The U.S. envoy to Libya’s opposition Transitional National Council says the TNC is gaining ground politically and on the battlefield, and that the downfall of Moammar Gadhafi is just a matter of time. Diplomat Chris Stevens says the TNC has pledged to improve its human rights performance after international criticism.

Stevens, in Washington for consultations after four months in the rebel stronghold of Benghazi, is dismissing reports of a stalemate in the Libyan conflict. He says the departure of Moammar Gadhafi is inevitable. “All I can say is the world is lined up against him, and his base is shrinking. The TNC forces are closing in around him. So are sanctions and other things. So I think everybody agrees it’s a matter of time," he said.

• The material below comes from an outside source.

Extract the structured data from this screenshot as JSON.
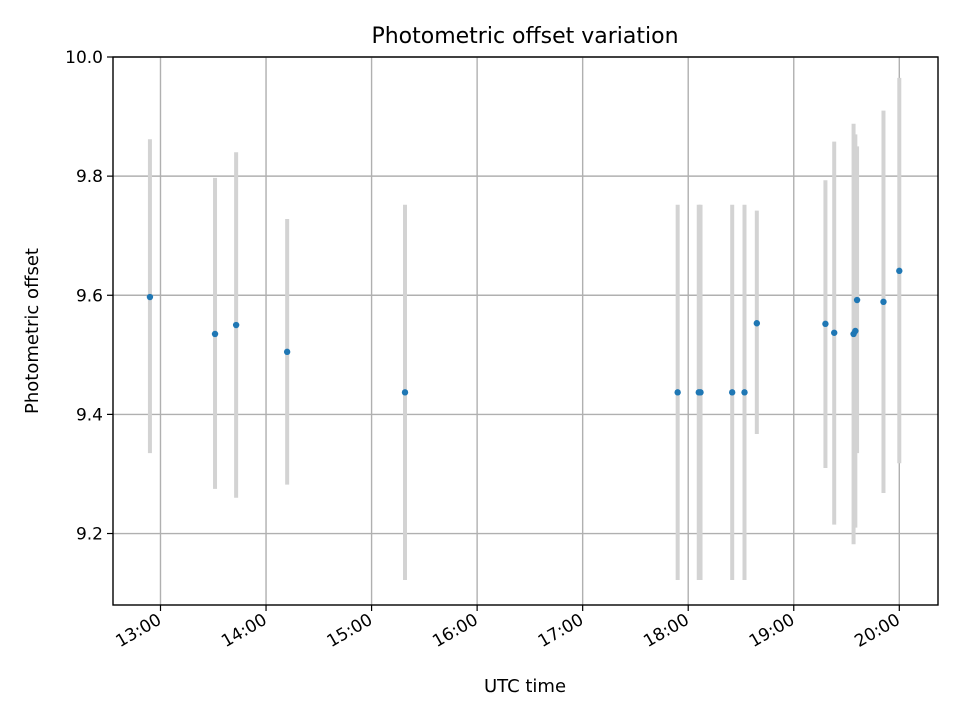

The veteran diplomat has become a defacto ambassador in Benghazi after Secretary of State Hillary Clinton announced last month that the United States has granted the TNC diplomatic recognition as the governing authority of Libya.

The Libyan rebel movement has since been rocked by the killing, under still-mysterious circumstances, of its military commander General Abdel Fatah Yunes, and complaints by human rights advocates that it has executed or mistreated captured Gadhafi loyalist soldiers.

Stevens, who said he discussed the alleged abuses Tuesday with Human Rights Watch, said the TNC’s military is still a loose coalition of sometimes-quarreling militia groups. But he said the TNC leadership is committed to bringing its forces under full centralized control. “They really need to be careful about maintaining their unity and keep the focus on Gadhafi’s ouster. And they understand that message very well, and they have told us that they are going work hard to bring the militias under the control of the security ministry which they have set up, and under the army as well, and hopefully that will work," he said.

Sarah Leah Whitson, Middle East and North Africa director at Human Rights Watch, says there have been some “egregious” cases of prisoner mistreatment by TNC forces that have been raised with leaders of the rebel movement. “One thing I can say for the TNC is that they have been very responsive to the concerns we’ve raised. They have committed to investigating, they have committed to doing a better job of supervising their forces, to training their forces, and to establishing better detention procedures, due process procedures, for captured Libyan forces," she said.

Whitson said a Human Rights Watch team has been given permission by the Gadhafi government to visit Tripoli to investigate what have clearly been severe rights abuses by pro-Gadhafi forces. “We have seen indiscriminate attacks on civilians, the use of landlines in civilian areas, prohibited landlines in and around civilian areas, the arbitrary arrests and detention or rebels including some who were taken from hospitals, and little respect for the laws of war which, of course, the Libyan government forces should be much better equipped and well-prepared to understand and respect and abide by," she said.

Whitson said the Gadhafi government’s use of landmines is particularly “shocking and disappointing,” because that country has suffered for decades from the legacy of mines left over from the Italian colonial era and the World War II North Africa campaign.